YC: I’ve traveled all over the world for food – top destinations for me are: Bangkok, Istanbul, Hong Kong, Paris, Barcelona, Tel Aviv and New Orleans.
What other restaurants do you enjoy outside of New York City?
YC: I had a life-changing meal at Blue Hill at Stone Barns.
What was the best culinary city you have ever been to?
YC: Istanbul, no doubt.
How do you see the food scene changing in New York in the next five years?
YC: Old School fine dining is dying away. People are looking for a more nonchalant dining experience.
How do you see your career changing in the next five years?
YC: I hope to open my own restaurant and event space in the next five years. Until then I want to keep working with as many people I can at SAGA, and Monday NYC.
What advice can you give a new chef starting out?
YC: Hard work is the only way to get started. The more you give at work, the more you will get back in life-long lessons.
Who would you say influenced you the most in your career trajectory?

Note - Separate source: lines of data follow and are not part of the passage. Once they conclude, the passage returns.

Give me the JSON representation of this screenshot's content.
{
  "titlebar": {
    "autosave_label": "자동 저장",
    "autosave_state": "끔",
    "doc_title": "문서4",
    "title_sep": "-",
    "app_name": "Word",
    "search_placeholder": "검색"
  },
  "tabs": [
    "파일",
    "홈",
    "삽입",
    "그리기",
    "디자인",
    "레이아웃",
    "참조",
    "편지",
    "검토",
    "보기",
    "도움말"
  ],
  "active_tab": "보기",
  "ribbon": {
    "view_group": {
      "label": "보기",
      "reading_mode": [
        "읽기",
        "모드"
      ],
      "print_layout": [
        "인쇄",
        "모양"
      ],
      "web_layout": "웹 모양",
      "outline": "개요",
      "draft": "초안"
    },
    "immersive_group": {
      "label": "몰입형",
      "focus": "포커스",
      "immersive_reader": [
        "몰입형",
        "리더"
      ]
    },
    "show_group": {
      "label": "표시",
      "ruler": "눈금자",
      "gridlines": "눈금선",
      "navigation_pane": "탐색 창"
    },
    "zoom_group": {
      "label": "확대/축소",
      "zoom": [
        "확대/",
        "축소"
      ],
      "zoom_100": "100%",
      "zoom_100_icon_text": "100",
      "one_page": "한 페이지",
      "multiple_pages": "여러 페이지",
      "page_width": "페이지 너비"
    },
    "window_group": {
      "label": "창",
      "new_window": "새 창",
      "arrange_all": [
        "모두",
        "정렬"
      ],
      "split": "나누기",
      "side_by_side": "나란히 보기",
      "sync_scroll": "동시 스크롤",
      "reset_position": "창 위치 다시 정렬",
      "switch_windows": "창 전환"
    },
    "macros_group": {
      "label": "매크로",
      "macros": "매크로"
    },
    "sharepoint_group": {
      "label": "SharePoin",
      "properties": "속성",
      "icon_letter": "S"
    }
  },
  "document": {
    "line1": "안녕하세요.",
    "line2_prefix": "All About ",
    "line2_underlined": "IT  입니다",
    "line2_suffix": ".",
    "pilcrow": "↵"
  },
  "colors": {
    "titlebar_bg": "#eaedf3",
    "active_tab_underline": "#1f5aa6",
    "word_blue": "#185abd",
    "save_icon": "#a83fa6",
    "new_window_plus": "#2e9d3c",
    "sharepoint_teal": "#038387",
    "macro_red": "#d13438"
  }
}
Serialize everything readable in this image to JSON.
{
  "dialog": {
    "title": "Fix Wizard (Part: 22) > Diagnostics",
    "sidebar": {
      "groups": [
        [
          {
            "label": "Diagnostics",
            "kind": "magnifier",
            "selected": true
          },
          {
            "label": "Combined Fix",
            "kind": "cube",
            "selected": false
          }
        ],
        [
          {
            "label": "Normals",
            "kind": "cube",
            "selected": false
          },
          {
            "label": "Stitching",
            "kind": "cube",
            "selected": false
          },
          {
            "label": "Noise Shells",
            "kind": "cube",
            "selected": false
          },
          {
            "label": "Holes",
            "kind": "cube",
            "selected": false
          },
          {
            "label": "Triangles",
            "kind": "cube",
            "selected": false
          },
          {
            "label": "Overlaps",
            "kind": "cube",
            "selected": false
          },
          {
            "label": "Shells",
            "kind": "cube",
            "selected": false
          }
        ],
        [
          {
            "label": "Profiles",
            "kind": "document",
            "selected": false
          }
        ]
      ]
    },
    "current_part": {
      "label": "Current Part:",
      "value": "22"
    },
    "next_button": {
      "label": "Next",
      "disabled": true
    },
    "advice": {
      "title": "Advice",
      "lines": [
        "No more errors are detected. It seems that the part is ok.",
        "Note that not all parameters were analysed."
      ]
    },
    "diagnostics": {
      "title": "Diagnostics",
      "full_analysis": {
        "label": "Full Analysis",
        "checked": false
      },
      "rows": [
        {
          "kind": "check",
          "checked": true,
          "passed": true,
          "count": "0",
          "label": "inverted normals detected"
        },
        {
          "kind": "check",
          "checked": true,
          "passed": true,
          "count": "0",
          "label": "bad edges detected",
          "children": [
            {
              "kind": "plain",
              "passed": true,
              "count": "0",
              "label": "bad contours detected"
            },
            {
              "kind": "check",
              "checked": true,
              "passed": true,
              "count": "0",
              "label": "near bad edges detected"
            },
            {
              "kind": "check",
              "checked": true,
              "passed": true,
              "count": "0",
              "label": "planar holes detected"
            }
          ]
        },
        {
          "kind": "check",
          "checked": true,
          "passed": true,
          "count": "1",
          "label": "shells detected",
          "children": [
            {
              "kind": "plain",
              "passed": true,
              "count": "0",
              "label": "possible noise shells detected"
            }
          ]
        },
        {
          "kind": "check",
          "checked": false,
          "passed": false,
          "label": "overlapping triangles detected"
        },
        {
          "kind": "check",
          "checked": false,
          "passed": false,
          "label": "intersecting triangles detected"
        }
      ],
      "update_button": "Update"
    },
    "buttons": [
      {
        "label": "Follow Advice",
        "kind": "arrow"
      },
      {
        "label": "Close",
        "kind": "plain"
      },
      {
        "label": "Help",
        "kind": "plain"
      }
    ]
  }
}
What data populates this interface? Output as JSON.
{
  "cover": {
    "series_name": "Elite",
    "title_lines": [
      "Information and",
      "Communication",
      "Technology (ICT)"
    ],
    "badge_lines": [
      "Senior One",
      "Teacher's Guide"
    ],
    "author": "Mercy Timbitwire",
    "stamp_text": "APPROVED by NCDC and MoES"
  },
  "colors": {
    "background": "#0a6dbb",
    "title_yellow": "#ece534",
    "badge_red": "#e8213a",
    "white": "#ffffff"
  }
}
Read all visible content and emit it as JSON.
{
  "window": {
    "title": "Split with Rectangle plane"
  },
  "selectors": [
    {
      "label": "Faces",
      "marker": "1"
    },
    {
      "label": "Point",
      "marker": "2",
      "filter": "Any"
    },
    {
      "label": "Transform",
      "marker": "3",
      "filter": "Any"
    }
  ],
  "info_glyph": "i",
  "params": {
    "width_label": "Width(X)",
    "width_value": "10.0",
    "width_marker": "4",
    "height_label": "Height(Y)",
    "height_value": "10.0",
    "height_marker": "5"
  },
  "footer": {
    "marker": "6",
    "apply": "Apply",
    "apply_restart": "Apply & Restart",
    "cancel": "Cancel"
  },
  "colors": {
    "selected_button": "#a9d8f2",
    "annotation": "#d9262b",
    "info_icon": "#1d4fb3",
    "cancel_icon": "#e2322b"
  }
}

YC: The amazing mentors I worked for, people who motivated me to be my best self.
What types of wines do you enjoy drinking?
YC: Personally, I find Burgundy the very best. I also drink a lot of German Riesling and Muscadet from the Loire Valley.
Have you done any education on wine and the wine business?
YC: Not yet; I plan to start my education through the Court of Master Sommeliers.
How has the vegan industry affected your business?
YC: The demand is higher, which forces everyone to be more creative about it.
Do you have some great vegan recipes?
YC: My mom is vegan, so I often have to adapt my food for her.
Do you have any plans of opening a restaurant in the future?
YC: Absolutely! It’s my lifelong dream, which I hope to achieve in the next few years.
What is a meal that reminds you of your childhood?
YC: Rice with meatballs. My grandmother is a super talented cook and she always makes that for me.
Do you enjoy Jewish recipes?
YC: I love Jewish food, especially chicken soup!
What’s your best memory of your family sitting around the table at a Jewish holiday?
YC: Once we spent Passover in the desert with family and friends. No reception or distractions, just us and the stars. It was so quiet and happy without anything but us.
Will you pass along your family recipes to your children?
YC: For sure – my father’s tomato sauce and grandmother’s meatballs will always be with me.